Er findet seine Rechtsgrundlage in § 1 Abs. 1 S. 1 Nr. 1 a) SGebG i.V.m. Nr. 19.10 des
Allgemeinen Gebührenverzeichnisses (AllgGebVerz).
Nach § 1 Abs. 1 S. 1 Nr. 1 a) SGebG sind Gebühren zu erheben für Amtshandlungen der
Verwaltungsbehörden des Landes, soweit die Amtshandlungen in dem Allgemeinen
Gebührenverzeichnis aufgeführt sind. Nach dem klaren Gesetzeswortlaut ("sind zu
erheben") handelt es sich insoweit um eine gebundene Entscheidung, die der handelnden
Behörde grundsätzlich kein Ermessen einräumt, wenn und soweit ein Gebührentatbestand
erfüllt ist. Die vorliegend in Rede stehende Amtshandlung ist jedoch in Nr. 19.10
AllgGebVerz - zwingend - mit einer Gebühr von 100 EUR aufgeführt.
Die Aufnahme der in Rede stehenden Amtshandlung in das Gebührenverzeichnis begegnet
keinen rechtlichen Bedenken. Nach § 6 Abs. 1 S. 1 SGebG dürfen in das Allgemeine
Gebührenverzeichnis nur Amtshandlungen aufgenommen werden, die individuell
zurechenbar sind; nach § 6 Abs. 1 S. 2 Nr. 2 SGebG sind individuell zurechenbar
insbesondere Amtshandlungen, die durch einen Tatbestand ausgelöst werden, an den ein
Gesetz die Befugnis zum Tätigwerden der Behörde knüpft. Apotheken unterliegen gemäß §
64 Abs. 1 S. 1 AMG der Überwachung durch die zuständige Behörde. Mithin sind
Schwerpunktbesichtigungen von Apotheken als entsprechende Überwachungsmaßnahmen
dem jeweiligen Apothekenbetreiber individuell zurechenbar. Die Gebührenhöhe von 100
EUR ist gemessen am Verwaltungsaufwand einer Schwerpunktbesichtigung nicht zu
beanstanden; es ist auch nicht ersichtlich, dass der - ohnehin nur abstrakt bestimmbare -
Nutzen für den Gebührenschuldner insoweit unberücksichtigt geblieben wäre.
Die konkret durchgeführte Besichtigungsmaßnahme begegnet ebenfalls keinen rechtlichen
Bedenken. Insbesondere durfte sie infolge einer anonymen Anzeige vorgenommen werden.
Zwar offenbart der anonym Anzeigende keine besondere Charakterstärke. Gleichwohl kann
eine Aufsichtsbehörde eine anonyme Anzeige nicht unbeachtet lassen, solange sie nicht
völlig aus der Luft gegriffen erscheint.
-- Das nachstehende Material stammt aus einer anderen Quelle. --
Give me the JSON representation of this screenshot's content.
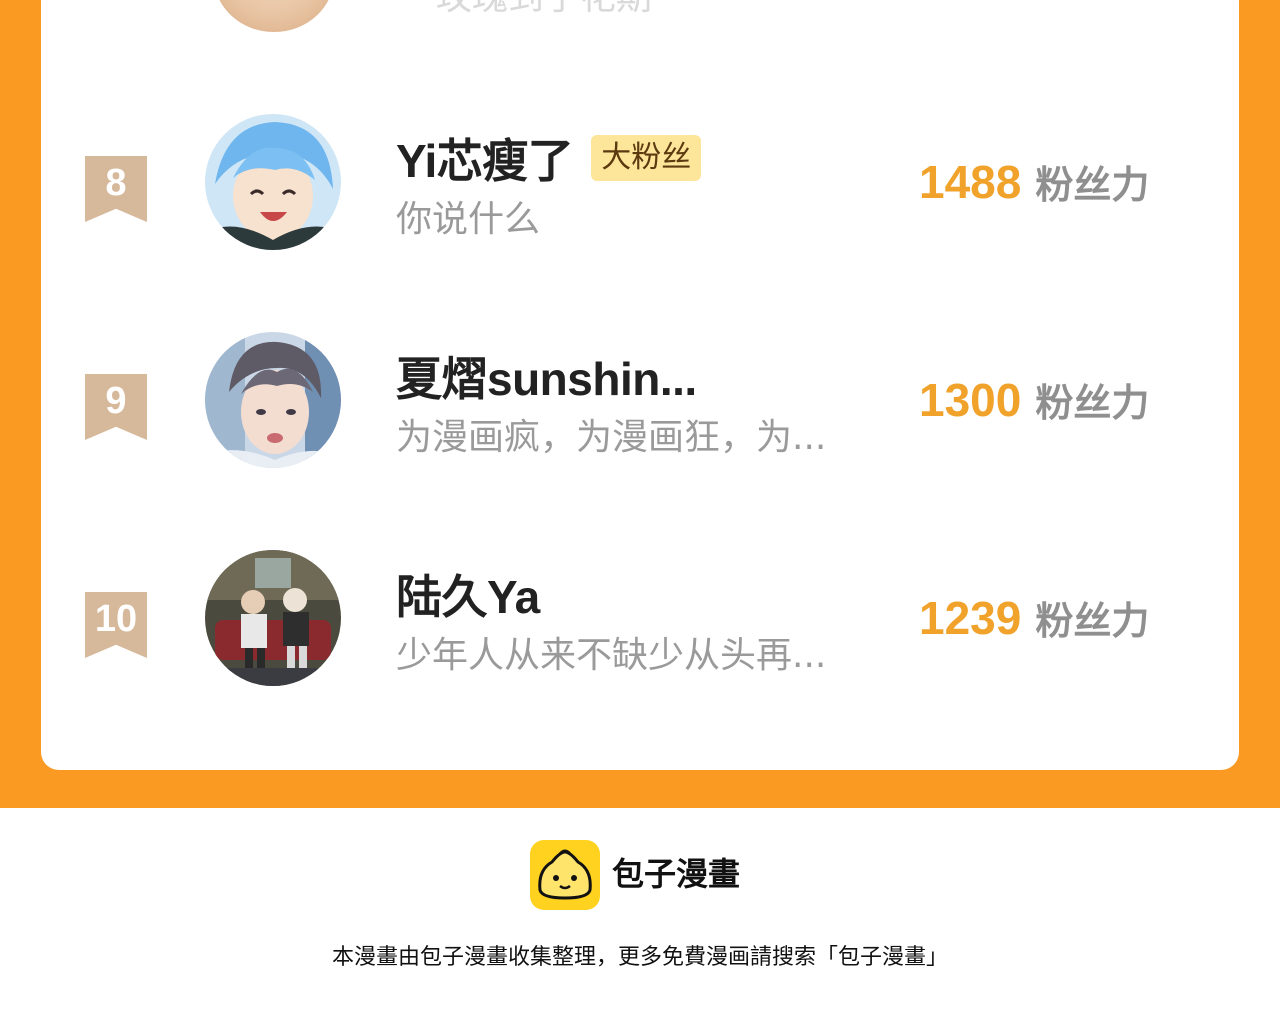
{
  "previous_row": {
    "signature": "玫瑰到了花期"
  },
  "rankings": [
    {
      "rank": "8",
      "username": "Yi芯瘦了",
      "badge": "大粉丝",
      "signature": "你说什么",
      "score": "1488",
      "score_unit": "粉丝力"
    },
    {
      "rank": "9",
      "username": "夏熠sunshin...",
      "badge": "",
      "signature": "为漫画疯，为漫画狂，为...",
      "score": "1300",
      "score_unit": "粉丝力"
    },
    {
      "rank": "10",
      "username": "陆久Ya",
      "badge": "",
      "signature": "少年人从来不缺少从头再...",
      "score": "1239",
      "score_unit": "粉丝力"
    }
  ],
  "footer": {
    "brand": "包子漫畫",
    "note": "本漫畫由包子漫畫收集整理，更多免費漫画請搜索「包子漫畫」"
  },
  "colors": {
    "background_orange": "#fb9a22",
    "score": "#f0a22b",
    "rank_badge": "#d6b89a",
    "fan_badge": "#fde59a",
    "logo_yellow": "#ffd21f"
  },
  "icons": {
    "logo": "bun-face-logo"
  }
}
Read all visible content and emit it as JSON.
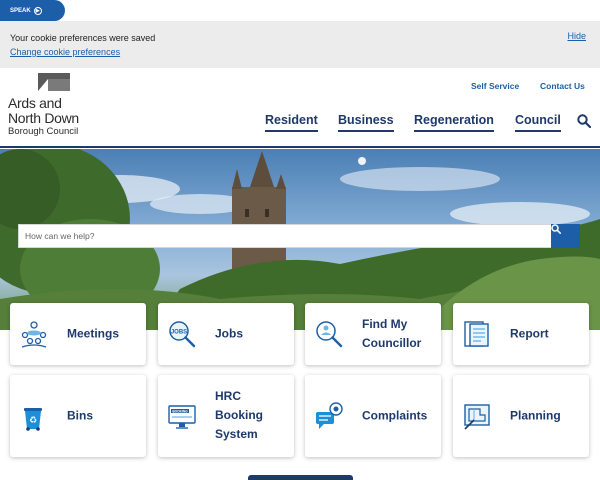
{
  "speak": {
    "label": "SPEAK",
    "icon": "play-circle-icon"
  },
  "cookie": {
    "message": "Your cookie preferences were saved",
    "change_link": "Change cookie preferences",
    "hide_link": "Hide"
  },
  "logo": {
    "line1": "Ards and",
    "line2": "North Down",
    "line3": "Borough Council"
  },
  "utility_links": {
    "self_service": "Self Service",
    "contact_us": "Contact Us"
  },
  "nav": {
    "resident": "Resident",
    "business": "Business",
    "regeneration": "Regeneration",
    "council": "Council"
  },
  "search": {
    "placeholder": "How can we help?"
  },
  "tiles": [
    {
      "label": "Meetings",
      "icon": "meeting-people-icon"
    },
    {
      "label": "Jobs",
      "icon": "jobs-magnifier-icon"
    },
    {
      "label": "Find My Councillor",
      "icon": "find-person-icon"
    },
    {
      "label": "Report",
      "icon": "report-document-icon"
    },
    {
      "label": "Bins",
      "icon": "recycle-bin-icon"
    },
    {
      "label": "HRC Booking System",
      "icon": "booking-screen-icon"
    },
    {
      "label": "Complaints",
      "icon": "complaint-chat-icon"
    },
    {
      "label": "Planning",
      "icon": "planning-blueprint-icon"
    }
  ],
  "colors": {
    "primary_blue": "#1c5fa8",
    "navy": "#1e3a6b",
    "cookie_bg": "#ececec"
  }
}
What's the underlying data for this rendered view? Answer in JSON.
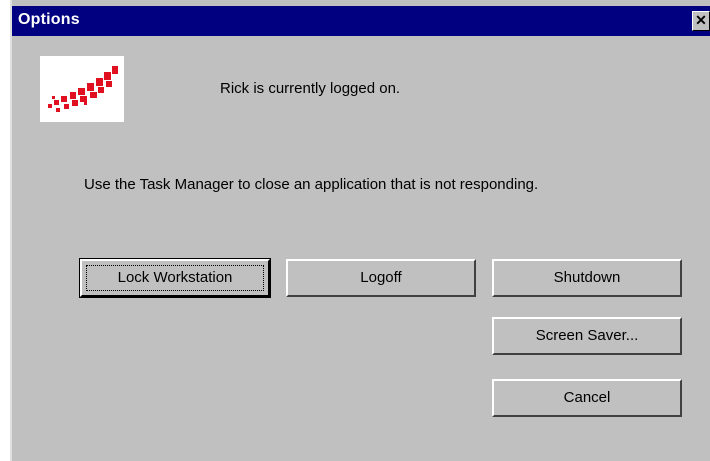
{
  "window": {
    "title": "Options",
    "close_glyph": "✕"
  },
  "logo": {
    "icon": "windows-nt-logo",
    "color": "#e01020"
  },
  "message": {
    "logged_on": "Rick is currently logged on.",
    "info": "Use the Task Manager to close an application that is not responding."
  },
  "buttons": {
    "lock": "Lock Workstation",
    "logoff": "Logoff",
    "shutdown": "Shutdown",
    "screen_saver": "Screen Saver...",
    "cancel": "Cancel"
  }
}
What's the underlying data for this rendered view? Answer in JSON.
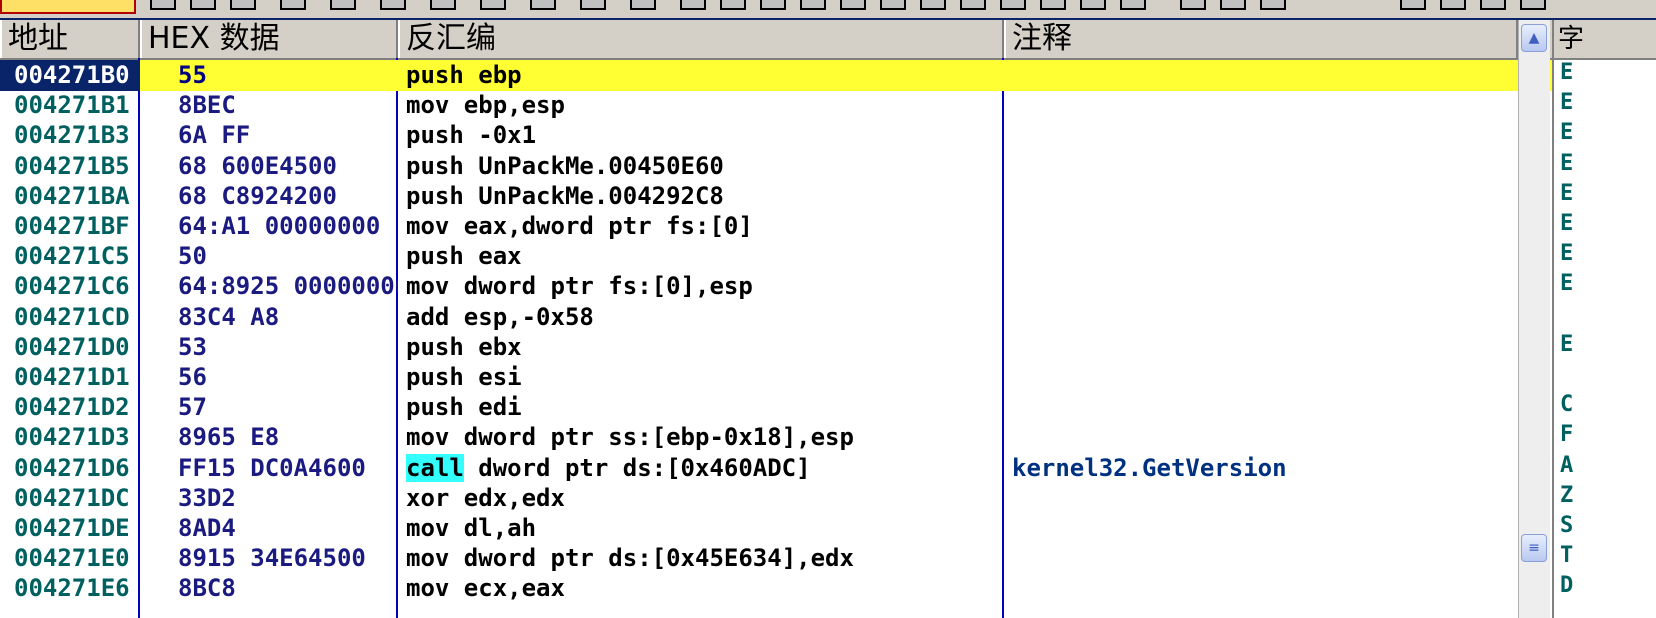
{
  "columns": {
    "address": "地址",
    "hex": "HEX 数据",
    "disassembly": "反汇编",
    "comment": "注释",
    "right": "字"
  },
  "rows": [
    {
      "addr": "004271B0",
      "hex": "55",
      "op": "push",
      "args": " ebp",
      "comment": "",
      "selected": true
    },
    {
      "addr": "004271B1",
      "hex": "8BEC",
      "op": "mov",
      "args": " ebp,esp",
      "comment": ""
    },
    {
      "addr": "004271B3",
      "hex": "6A FF",
      "op": "push",
      "args": " -0x1",
      "comment": ""
    },
    {
      "addr": "004271B5",
      "hex": "68 600E4500",
      "op": "push",
      "args": " UnPackMe.00450E60",
      "comment": ""
    },
    {
      "addr": "004271BA",
      "hex": "68 C8924200",
      "op": "push",
      "args": " UnPackMe.004292C8",
      "comment": ""
    },
    {
      "addr": "004271BF",
      "hex": "64:A1 00000000",
      "op": "mov",
      "args": " eax,dword ptr fs:[0]",
      "comment": ""
    },
    {
      "addr": "004271C5",
      "hex": "50",
      "op": "push",
      "args": " eax",
      "comment": ""
    },
    {
      "addr": "004271C6",
      "hex": "64:8925 00000000",
      "op": "mov",
      "args": " dword ptr fs:[0],esp",
      "comment": ""
    },
    {
      "addr": "004271CD",
      "hex": "83C4 A8",
      "op": "add",
      "args": " esp,-0x58",
      "comment": ""
    },
    {
      "addr": "004271D0",
      "hex": "53",
      "op": "push",
      "args": " ebx",
      "comment": ""
    },
    {
      "addr": "004271D1",
      "hex": "56",
      "op": "push",
      "args": " esi",
      "comment": ""
    },
    {
      "addr": "004271D2",
      "hex": "57",
      "op": "push",
      "args": " edi",
      "comment": ""
    },
    {
      "addr": "004271D3",
      "hex": "8965 E8",
      "op": "mov",
      "args": " dword ptr ss:[ebp-0x18],esp",
      "comment": ""
    },
    {
      "addr": "004271D6",
      "hex": "FF15 DC0A4600",
      "op": "call",
      "args": " dword ptr ds:[0x460ADC]",
      "comment": "kernel32.GetVersion",
      "highlight_op": true
    },
    {
      "addr": "004271DC",
      "hex": "33D2",
      "op": "xor",
      "args": " edx,edx",
      "comment": ""
    },
    {
      "addr": "004271DE",
      "hex": "8AD4",
      "op": "mov",
      "args": " dl,ah",
      "comment": ""
    },
    {
      "addr": "004271E0",
      "hex": "8915 34E64500",
      "op": "mov",
      "args": " dword ptr ds:[0x45E634],edx",
      "comment": ""
    },
    {
      "addr": "004271E6",
      "hex": "8BC8",
      "op": "mov",
      "args": " ecx,eax",
      "comment": ""
    }
  ],
  "right_panel_chars": [
    "E",
    "E",
    "E",
    "E",
    "E",
    "E",
    "E",
    "E",
    "",
    "E",
    "",
    "C",
    "F",
    "A",
    "Z",
    "S",
    "T",
    "D"
  ],
  "colors": {
    "selected_row": "#ffff33",
    "selected_address_bg": "#0a246a",
    "call_highlight": "#33ffff",
    "column_divider": "#0000c0"
  },
  "icons": {
    "scroll_up": "▲",
    "scroll_thumb": "≡"
  }
}
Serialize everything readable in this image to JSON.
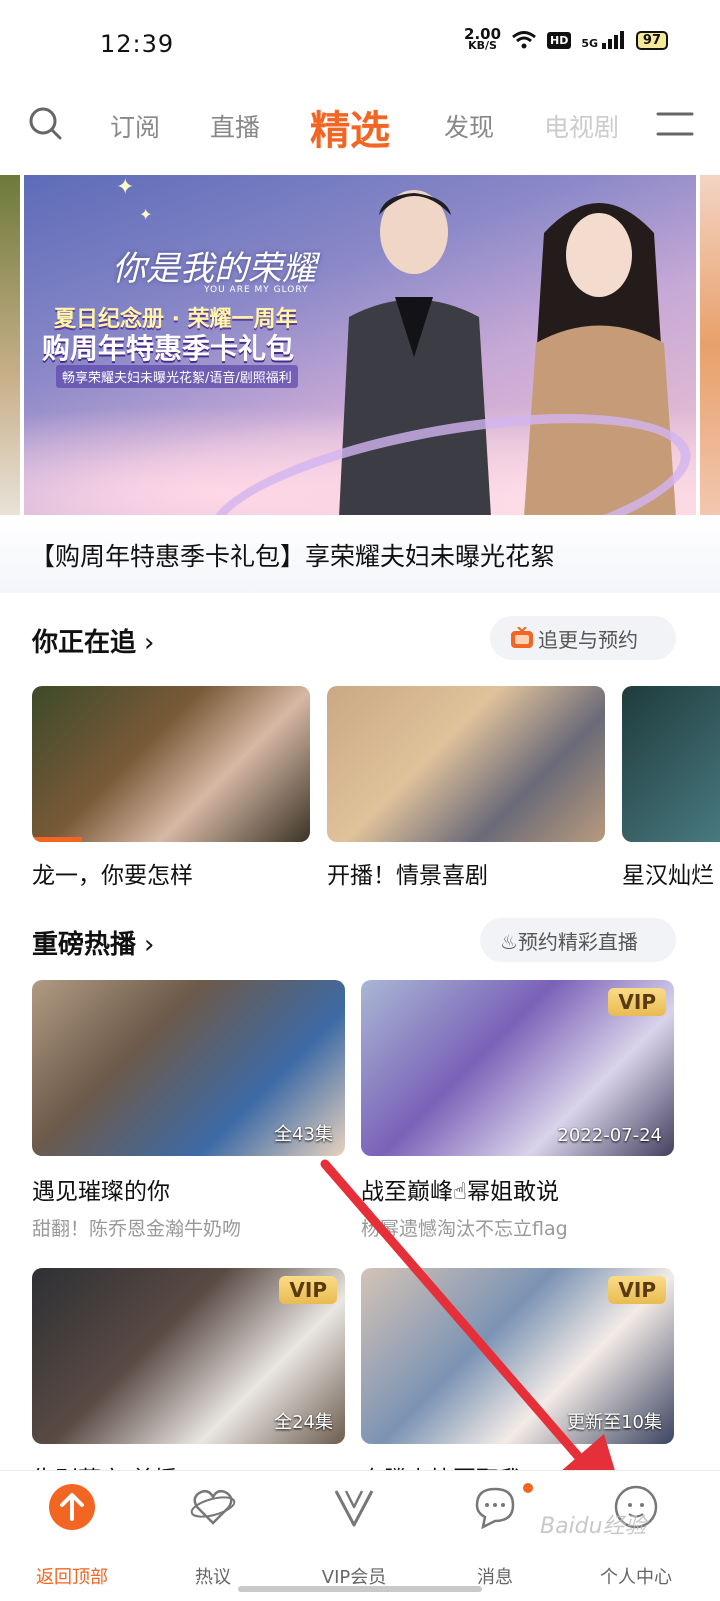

Dass vorliegend durchaus Veranlassung zu einer
Überwachungsmaßnahme bestand, macht allein das insoweit festgehaltene Ergebnis
deutlich, wonach die in der anonymen Anzeige behaupteten Mängel sich zumindest
teilweise bestätigten und unter anderem festgestellt wurde, dass die Beschäftigung des
Apothekenpersonals bei der Besichtigung nicht den Vorschriften entsprach. Von daher
besteht auch keine Veranlassung, eine Gebührenbefreiung aus Gründen der Billigkeit in
Erwägung zu ziehen.
Die Kostenentscheidung beruht auf § 154 Abs. 1 VwGO; die Entscheidung über die
vorläufige Vollstreckbarkeit ergibt sich aus §§ 167 VwGO, 708 Nr. 11, 711 ZPO.